Wednesday, March 10, 2010

Documenting Ruin

I saw this in a University of Chicago Press email and thought it related well to this blog. We spend so much time thinking about memorials, but it's true that ruins tend to get overlooked. I can't help but think of Nietzsche's Untimely Meditations when pondering the title of Yablon's book. The pertinent info. follows:



Untimely Ruins

An Archaeology of American Urban Modernity, 1819-1919
400 pages, © 2009
Cloth $70.00
ISBN: 9780226946634 Published February 2010
Paper $25.00
ISBN: 9780226946641 Published February 2010

American ruins have become increasingly prominent, whether in discussions of “urban blight” and home foreclosures, in commemorations of 9/11, or in postapocalyptic movies.
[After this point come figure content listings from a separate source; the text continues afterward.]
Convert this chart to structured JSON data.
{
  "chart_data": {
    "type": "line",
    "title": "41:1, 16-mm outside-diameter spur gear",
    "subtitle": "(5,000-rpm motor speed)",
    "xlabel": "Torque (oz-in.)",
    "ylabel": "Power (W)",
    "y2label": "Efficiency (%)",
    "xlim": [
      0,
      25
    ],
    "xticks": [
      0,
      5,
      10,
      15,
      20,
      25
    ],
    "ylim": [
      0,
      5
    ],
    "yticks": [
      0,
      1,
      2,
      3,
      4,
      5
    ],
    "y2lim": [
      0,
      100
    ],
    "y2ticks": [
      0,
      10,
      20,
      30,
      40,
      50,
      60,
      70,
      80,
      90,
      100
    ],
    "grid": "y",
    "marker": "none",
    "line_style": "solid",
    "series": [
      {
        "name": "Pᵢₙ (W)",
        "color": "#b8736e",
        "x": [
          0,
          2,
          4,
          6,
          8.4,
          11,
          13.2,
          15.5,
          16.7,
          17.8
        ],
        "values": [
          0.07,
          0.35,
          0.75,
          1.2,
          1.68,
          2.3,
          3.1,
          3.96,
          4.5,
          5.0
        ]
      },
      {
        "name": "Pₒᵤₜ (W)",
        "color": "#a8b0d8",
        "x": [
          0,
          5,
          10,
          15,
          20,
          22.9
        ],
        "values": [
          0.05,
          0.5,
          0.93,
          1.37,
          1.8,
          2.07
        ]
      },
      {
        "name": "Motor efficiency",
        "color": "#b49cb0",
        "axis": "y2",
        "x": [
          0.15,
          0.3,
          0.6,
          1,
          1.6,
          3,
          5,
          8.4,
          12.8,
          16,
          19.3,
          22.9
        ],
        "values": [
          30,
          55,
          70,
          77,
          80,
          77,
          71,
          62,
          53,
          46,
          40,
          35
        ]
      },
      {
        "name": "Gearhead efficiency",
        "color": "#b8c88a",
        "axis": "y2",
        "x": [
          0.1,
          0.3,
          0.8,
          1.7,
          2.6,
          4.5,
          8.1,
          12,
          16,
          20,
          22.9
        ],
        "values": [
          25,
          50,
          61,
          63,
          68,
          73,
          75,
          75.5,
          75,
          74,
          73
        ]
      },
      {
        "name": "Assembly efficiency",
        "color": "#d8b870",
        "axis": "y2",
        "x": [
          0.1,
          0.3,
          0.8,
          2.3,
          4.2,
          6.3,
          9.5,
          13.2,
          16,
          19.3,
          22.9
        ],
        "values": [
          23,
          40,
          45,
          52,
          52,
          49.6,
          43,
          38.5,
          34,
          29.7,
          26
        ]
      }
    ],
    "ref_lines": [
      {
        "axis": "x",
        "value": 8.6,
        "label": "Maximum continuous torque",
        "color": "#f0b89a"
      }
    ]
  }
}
In this highly original book, Nick Yablon argues that the association between American cities and ruins dates back to a much earlier period in the nation’s history. Recovering numerous scenes of urban desolation—from failed banks, abandoned towns, and dilapidated tenements to the crumbling skyscrapers and bridges envisioned in science fiction and cartoons—Untimely Ruins challenges the myth that ruins were absent or insignificant objects in nineteenth-century America.

The first book to document an American cult of the ruin, Untimely Ruins traces its deviations as well as derivations from European conventions. Unlike classical and Gothic ruins, which decayed gracefully over centuries and inspired philosophical meditations about the fate of civilizations, America’s ruins were often “untimely,” appearing unpredictably and disappearing before they could accrue an aura of age. As modern ruins of steel and iron, they stimulated critical reflections about contemporary cities, and the unfamiliar kinds of experience they enabled. Unearthing evocative sources everywhere from the archives of amateur photographers to the contents of time-capsules, Untimely Ruins exposes crucial debates about the economic, technological, and cultural transformations known as urban modernity. The result is a fascinating cultural history that uncovers fresh perspectives on the American city.